Once this is all checked I wanted certain headers, posted into slack with the results, then a security engineer can have a once over at all the collated information, and make a decision (interactive message) on whether its malicious or not. and then slack This then replies to the user via email with the result and the engineers decision
Then delete the email out of the shared mailbox

That make sense?

joey_mcadams · November 24, 2020, 3:54pm

Yup. So you should be able to pull the headers out of the attachment with something like
[Email Step].[attachment_email].[0].[headers]

Since you know the target email is attached, you can make the assumption that the first attached email is the one you’re looking for.

In your case, on the trigger, make sure “Flatten Emails” is set to false. This way if you have attachments in attachments, they aren’t all getting shoved in the same list.

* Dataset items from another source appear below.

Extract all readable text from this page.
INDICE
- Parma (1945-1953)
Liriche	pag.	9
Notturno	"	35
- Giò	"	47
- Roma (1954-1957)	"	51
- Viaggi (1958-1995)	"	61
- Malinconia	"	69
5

Then, if you want particular headers out of that group, you can use a python step with a function like this to get them:

headers = [
    {'name': 'device_vendor', 'value': 'microsoft'},
    {'name':'from', 'value': 'bob@example.com'},
    {'name':'to','value':'rick@example.com'},
    {'name':'client', 'value':'gmail 1.0.0'}
]

some_value = None
for header in headers:
    if header.get("name") == "client":
        some_value = header.get("value")

print(some_value)

You can also get these out using a loop step or pattern match step. But that’s going to be kind of the long way around. Less code, but more steps.

I think that’s how I’d approach the problem.

joey_mcadams · November 24, 2020, 3:57pm

And one more trick. If you don’t care about particular headers, but are only looking for malicious indicators in the headers (like URLs, hashes, etc…).

Take the whole headers object and run it through ExtractIt to get the indicators out. It’ll save a bunch of code, and it’s much more performant.